Lord Cobhams West has published his translation of Pindar; the poetry is very stiff, but prefixed to it there is a very entertaining account of the Olympic games, and that preceded by an affected inscription to Pitt and Lyttelton.
He hath not made use [in his Observations on the Resurrection] of strained and arbitrary suppositions, but such as seem clearly to arise from the accounts of the evangelists, carefully considered and compared.
See a learned and judicious discourse on the Olympic games which Mr. West has prefixed to his translation of Pindar . Affords much curious and authentic information.
Of his translations I have only compared the first Olympic ode with the original, and found my expectation surpassed, both by its elegance and its exactness. He does not confine himself to his authors train of stanzas; for he saw that the difference of the languages required a different mode of versification. The first strophe is eminently happy; in the second he has a little strayed from Pindars meaning . A work of this kind, must in a minute examination, discover many imperfections; but Wests version, so far as I have considered it, appears to be the product of great labour and great abilities.
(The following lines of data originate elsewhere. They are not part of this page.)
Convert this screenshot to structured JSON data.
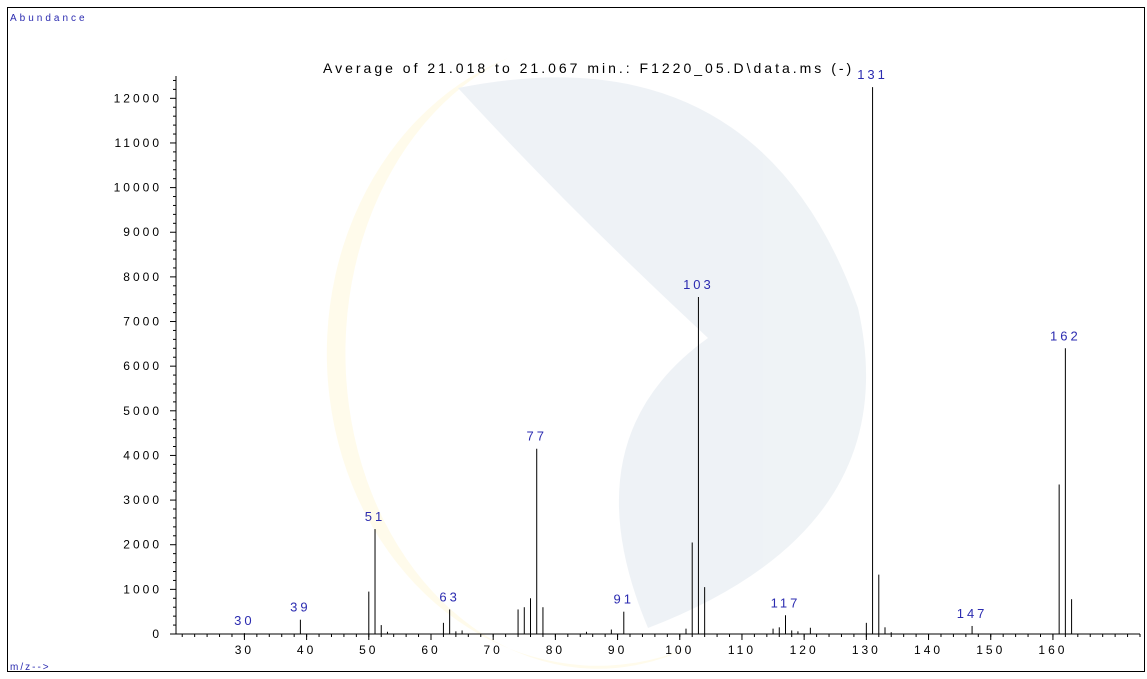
{
  "chart_data": {
    "type": "bar",
    "title": "Average of 21.018 to 21.067 min.: F1220_05.D\\data.ms (-)",
    "ylabel": "Abundance",
    "xlabel": "m/z-->",
    "xlim": [
      19,
      174
    ],
    "ylim": [
      0,
      12500
    ],
    "x_ticks": [
      30,
      40,
      50,
      60,
      70,
      80,
      90,
      100,
      110,
      120,
      130,
      140,
      150,
      160
    ],
    "y_ticks": [
      0,
      1000,
      2000,
      3000,
      4000,
      5000,
      6000,
      7000,
      8000,
      9000,
      10000,
      11000,
      12000
    ],
    "peaks": [
      {
        "mz": 30,
        "abundance": 20
      },
      {
        "mz": 39,
        "abundance": 320
      },
      {
        "mz": 50,
        "abundance": 950
      },
      {
        "mz": 51,
        "abundance": 2350
      },
      {
        "mz": 52,
        "abundance": 200
      },
      {
        "mz": 53,
        "abundance": 50
      },
      {
        "mz": 62,
        "abundance": 250
      },
      {
        "mz": 63,
        "abundance": 550
      },
      {
        "mz": 64,
        "abundance": 60
      },
      {
        "mz": 65,
        "abundance": 80
      },
      {
        "mz": 74,
        "abundance": 550
      },
      {
        "mz": 75,
        "abundance": 600
      },
      {
        "mz": 76,
        "abundance": 800
      },
      {
        "mz": 77,
        "abundance": 4150
      },
      {
        "mz": 78,
        "abundance": 600
      },
      {
        "mz": 85,
        "abundance": 50
      },
      {
        "mz": 89,
        "abundance": 100
      },
      {
        "mz": 91,
        "abundance": 500
      },
      {
        "mz": 101,
        "abundance": 120
      },
      {
        "mz": 102,
        "abundance": 2050
      },
      {
        "mz": 103,
        "abundance": 7550
      },
      {
        "mz": 104,
        "abundance": 1050
      },
      {
        "mz": 115,
        "abundance": 120
      },
      {
        "mz": 116,
        "abundance": 150
      },
      {
        "mz": 117,
        "abundance": 420
      },
      {
        "mz": 118,
        "abundance": 80
      },
      {
        "mz": 119,
        "abundance": 60
      },
      {
        "mz": 121,
        "abundance": 140
      },
      {
        "mz": 130,
        "abundance": 250
      },
      {
        "mz": 131,
        "abundance": 12250
      },
      {
        "mz": 132,
        "abundance": 1330
      },
      {
        "mz": 133,
        "abundance": 150
      },
      {
        "mz": 134,
        "abundance": 40
      },
      {
        "mz": 147,
        "abundance": 180
      },
      {
        "mz": 161,
        "abundance": 3350
      },
      {
        "mz": 162,
        "abundance": 6400
      },
      {
        "mz": 163,
        "abundance": 780
      }
    ],
    "labeled_peaks": [
      30,
      39,
      51,
      63,
      77,
      91,
      103,
      117,
      131,
      147,
      162
    ],
    "colors": {
      "axis": "#000000",
      "peak": "#000000",
      "peak_label": "#2b2bb0",
      "axis_label": "#2b2bb0"
    }
  }
}
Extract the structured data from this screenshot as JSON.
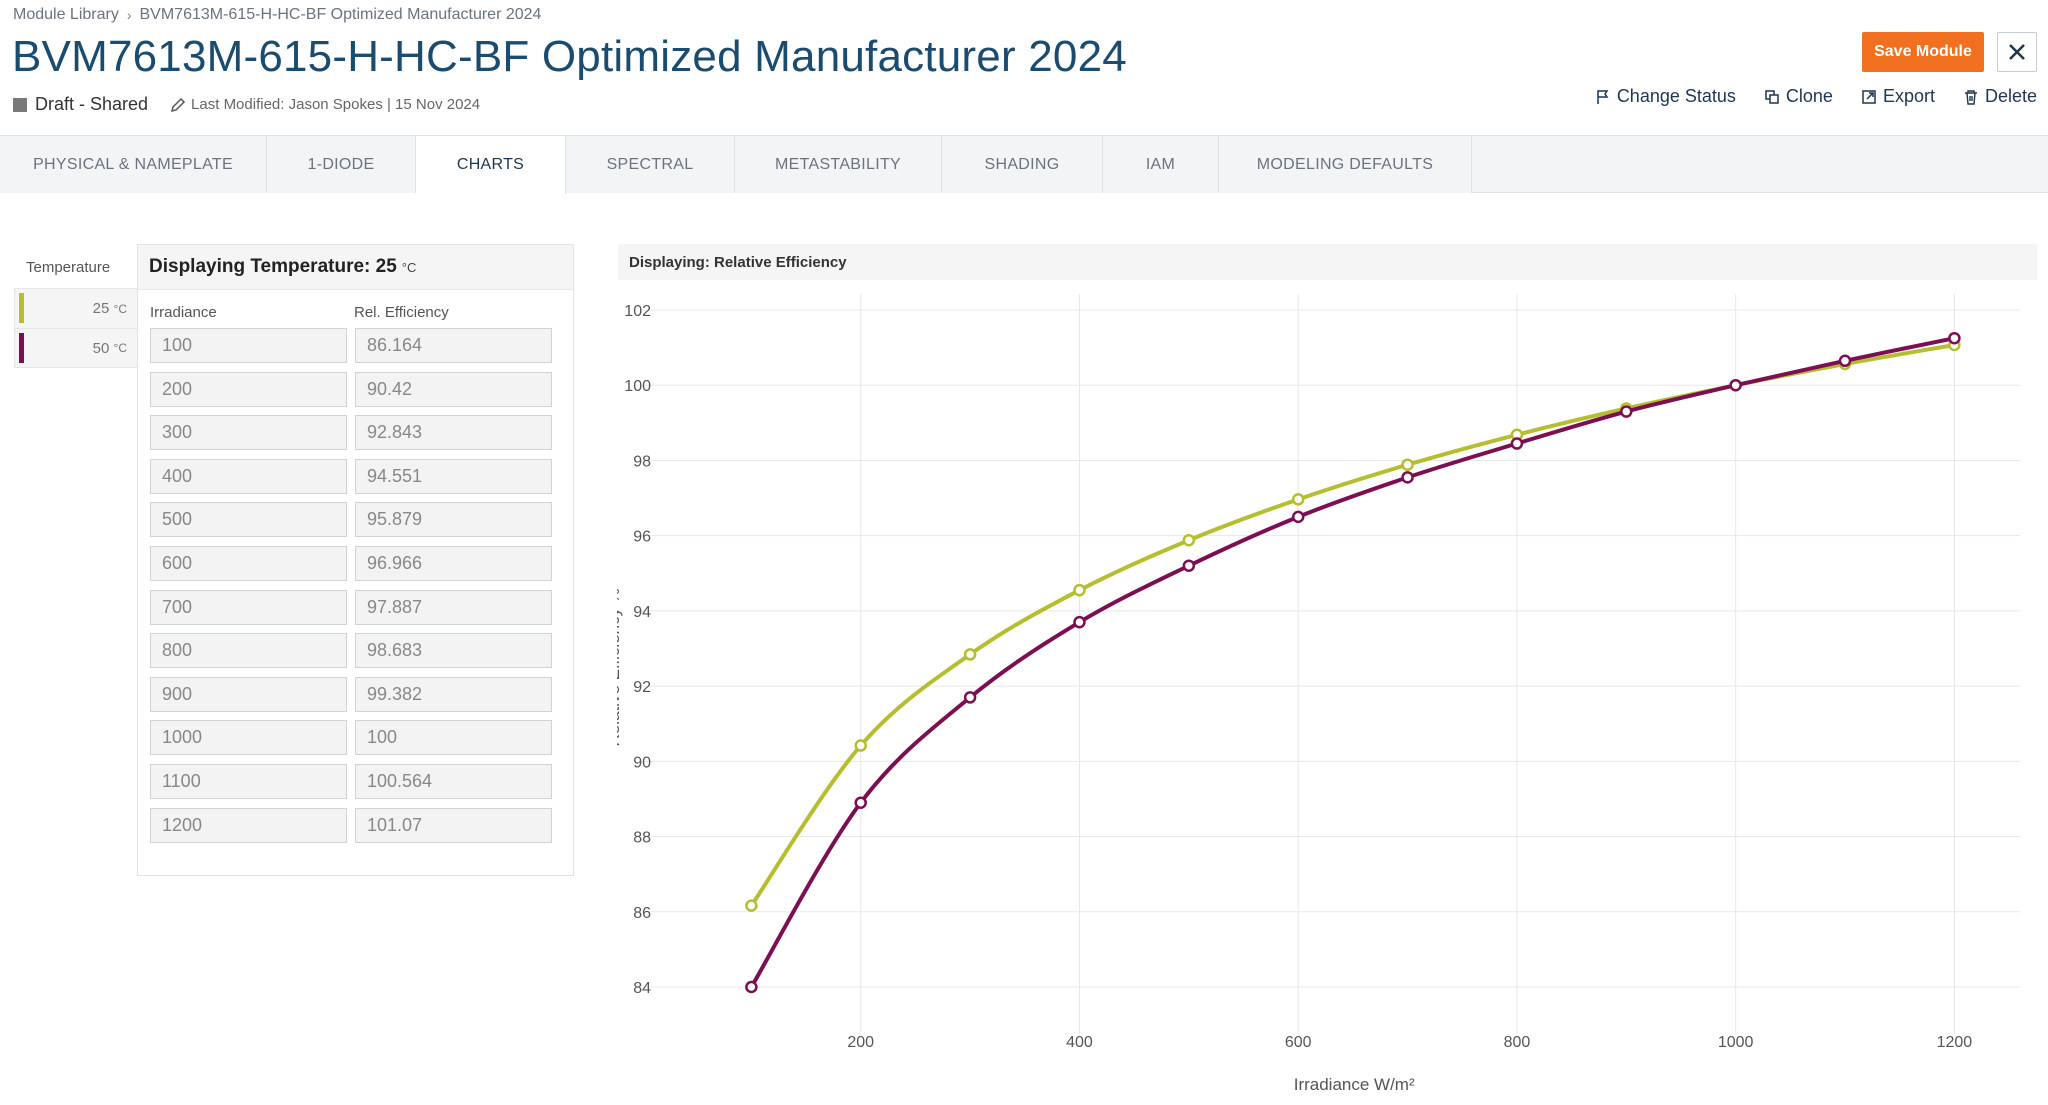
{
  "breadcrumb": {
    "root": "Module Library",
    "current": "BVM7613M-615-H-HC-BF Optimized Manufacturer 2024"
  },
  "title": "BVM7613M-615-H-HC-BF Optimized Manufacturer 2024",
  "status": {
    "label": "Draft - Shared",
    "modified": "Last Modified: Jason Spokes | 15 Nov 2024"
  },
  "actions": {
    "save": "Save Module",
    "change_status": "Change Status",
    "clone": "Clone",
    "export": "Export",
    "delete": "Delete"
  },
  "tabs": [
    "PHYSICAL & NAMEPLATE",
    "1-DIODE",
    "CHARTS",
    "SPECTRAL",
    "METASTABILITY",
    "SHADING",
    "IAM",
    "MODELING DEFAULTS"
  ],
  "active_tab": "CHARTS",
  "temperature": {
    "header": "Temperature",
    "items": [
      {
        "value": "25",
        "unit": "°C",
        "color": "#b5be2e"
      },
      {
        "value": "50",
        "unit": "°C",
        "color": "#7b0f52"
      }
    ]
  },
  "panel": {
    "heading": "Displaying Temperature: 25",
    "heading_unit": "°C",
    "col_irradiance": "Irradiance",
    "col_efficiency": "Rel. Efficiency",
    "rows": [
      [
        "100",
        "86.164"
      ],
      [
        "200",
        "90.42"
      ],
      [
        "300",
        "92.843"
      ],
      [
        "400",
        "94.551"
      ],
      [
        "500",
        "95.879"
      ],
      [
        "600",
        "96.966"
      ],
      [
        "700",
        "97.887"
      ],
      [
        "800",
        "98.683"
      ],
      [
        "900",
        "99.382"
      ],
      [
        "1000",
        "100"
      ],
      [
        "1100",
        "100.564"
      ],
      [
        "1200",
        "101.07"
      ]
    ]
  },
  "chart_header": "Displaying: Relative Efficiency",
  "chart_data": {
    "type": "line",
    "xlabel": "Irradiance W/m²",
    "ylabel": "Relative Efficiency %",
    "xlim": [
      0,
      1260
    ],
    "ylim": [
      84,
      102
    ],
    "x_ticks": [
      200,
      400,
      600,
      800,
      1000,
      1200
    ],
    "y_ticks": [
      84,
      86,
      88,
      90,
      92,
      94,
      96,
      98,
      100,
      102
    ],
    "grid": true,
    "x": [
      100,
      200,
      300,
      400,
      500,
      600,
      700,
      800,
      900,
      1000,
      1100,
      1200
    ],
    "series": [
      {
        "color": "#b5be2e",
        "values": [
          86.164,
          90.42,
          92.843,
          94.551,
          95.879,
          96.966,
          97.887,
          98.683,
          99.382,
          100,
          100.564,
          101.07
        ]
      },
      {
        "color": "#7b0f52",
        "values": [
          84.0,
          88.9,
          91.7,
          93.7,
          95.2,
          96.5,
          97.55,
          98.45,
          99.3,
          100,
          100.65,
          101.25
        ]
      }
    ]
  }
}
His Institution of the Garter (1742) is written with sufficient knowledge of the manners that prevailed in the age to which it is referred, and with great elegance of diction; but, for want of a process of events, neither knowledge nor elegance preserve the reader from weariness. His Imitations of Spenser are very successfully performed, both with respect to the metre, the language and the fiction; and being engaged at once by the excellence of the sentiments, and the artifice of the copy, the mind has two amusements together.
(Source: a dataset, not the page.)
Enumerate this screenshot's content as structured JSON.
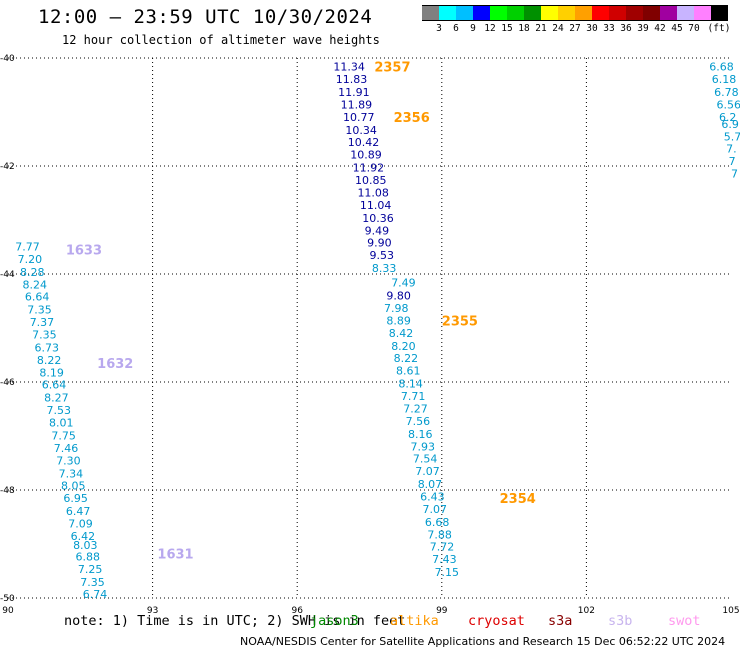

I shall endeavour to account for the decline of poetry after the age of Shakspeare and Spenser, in spite of the great exceptions during the Commonwealth, and to trace the effect produced by the restorers of a better taste, of whom Thomson and Gilbert West are to be esteemed as the chief.
The poems of West, indeed, had the merit of chaste and manly diction; but they were cold, and, if I may so express it, only dead-colored.
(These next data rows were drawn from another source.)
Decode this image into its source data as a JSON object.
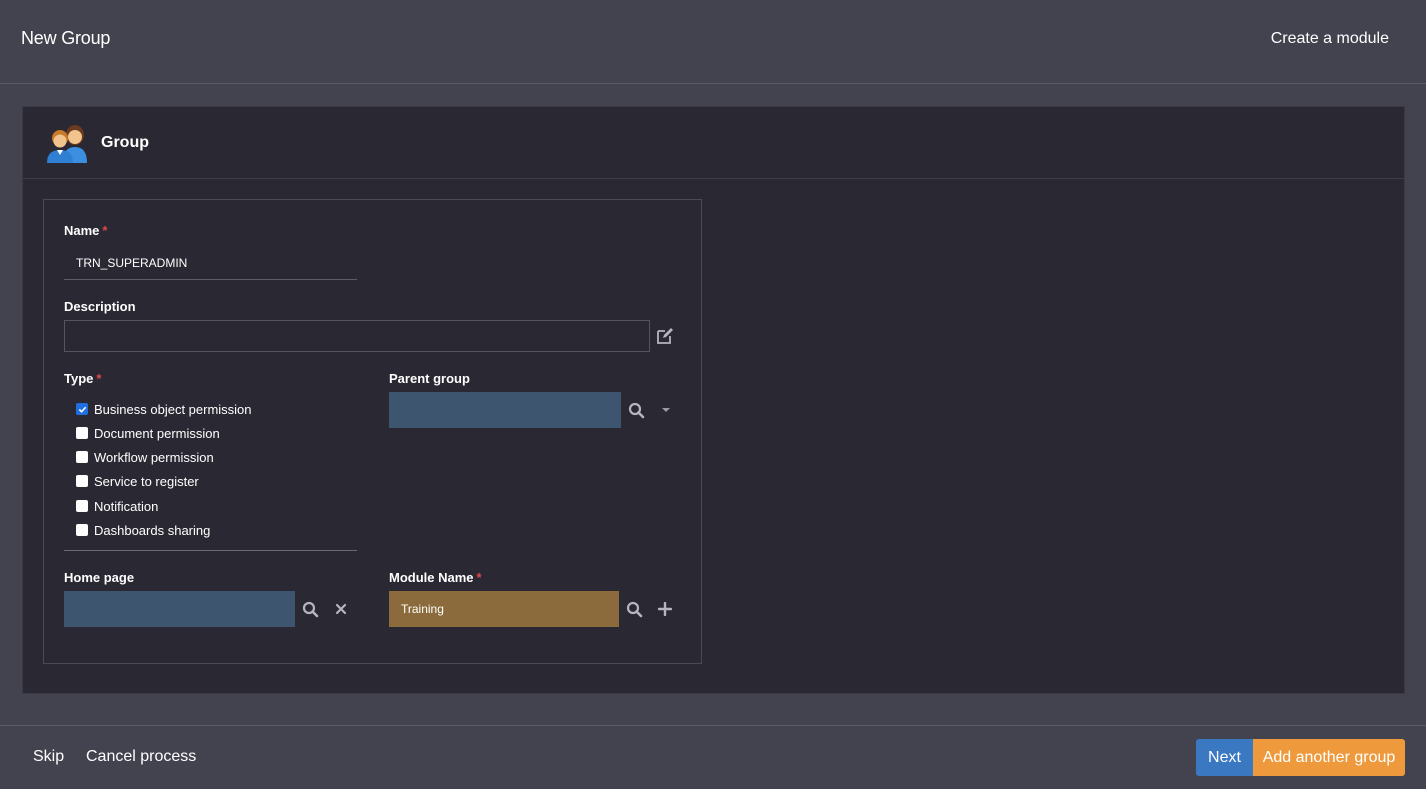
{
  "header": {
    "title": "New Group",
    "create_module_label": "Create a module"
  },
  "panel": {
    "title": "Group",
    "icon": "people-group-icon"
  },
  "form": {
    "name": {
      "label": "Name",
      "required_mark": "*",
      "value": "TRN_SUPERADMIN"
    },
    "description": {
      "label": "Description",
      "value": "",
      "edit_icon": "edit-icon"
    },
    "type": {
      "label": "Type",
      "required_mark": "*",
      "options": [
        {
          "label": "Business object permission",
          "checked": true
        },
        {
          "label": "Document permission",
          "checked": false
        },
        {
          "label": "Workflow permission",
          "checked": false
        },
        {
          "label": "Service to register",
          "checked": false
        },
        {
          "label": "Notification",
          "checked": false
        },
        {
          "label": "Dashboards sharing",
          "checked": false
        }
      ]
    },
    "parent_group": {
      "label": "Parent group",
      "value": ""
    },
    "home_page": {
      "label": "Home page",
      "value": ""
    },
    "module_name": {
      "label": "Module Name",
      "required_mark": "*",
      "value": "Training"
    }
  },
  "footer": {
    "skip_label": "Skip",
    "cancel_label": "Cancel process",
    "next_label": "Next",
    "add_another_label": "Add another group"
  },
  "colors": {
    "page_bg": "#43424f",
    "panel_bg": "#2a2933",
    "lookup_bg": "#3e5570",
    "module_bg": "#8b6b3b",
    "next_btn": "#3a78c2",
    "add_btn": "#ee9a3c",
    "checkbox_checked": "#1f6fe0",
    "required": "#e0474c"
  }
}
His work is noticed here on account of the luminous and satisfactory manner in which he has harmonized the several accounts of the evangelical history of the resurrection.
This is one of the acutest and best-reasoned works which have appeared in English on the Resurrection of Christ.
Wests two imitations of Spenser are excellent, not merely as Johnson seems to say, for their ingenuity, but for their fulness of thought and vigor of expression.
Besides other verse, he published a translation of a portion of the odes of Pindar, which had long considerable reputation, but is not very Pindaric, though a smooth and sonorous performance. The one of his works that has best kept its ground is his prose tract entitled Observations on the Resurrection, a very able and ingenious disquisition.
He has left some name in theology by his Observations on the Resurrection, and in poetry by his translation of Pindar, and his Imitations of Spenser. His writings in both kinds are the productions of a cultivated rather than of a vigorous mind, and the criticism of Coleridge on his poems exactly describes the general character of his works.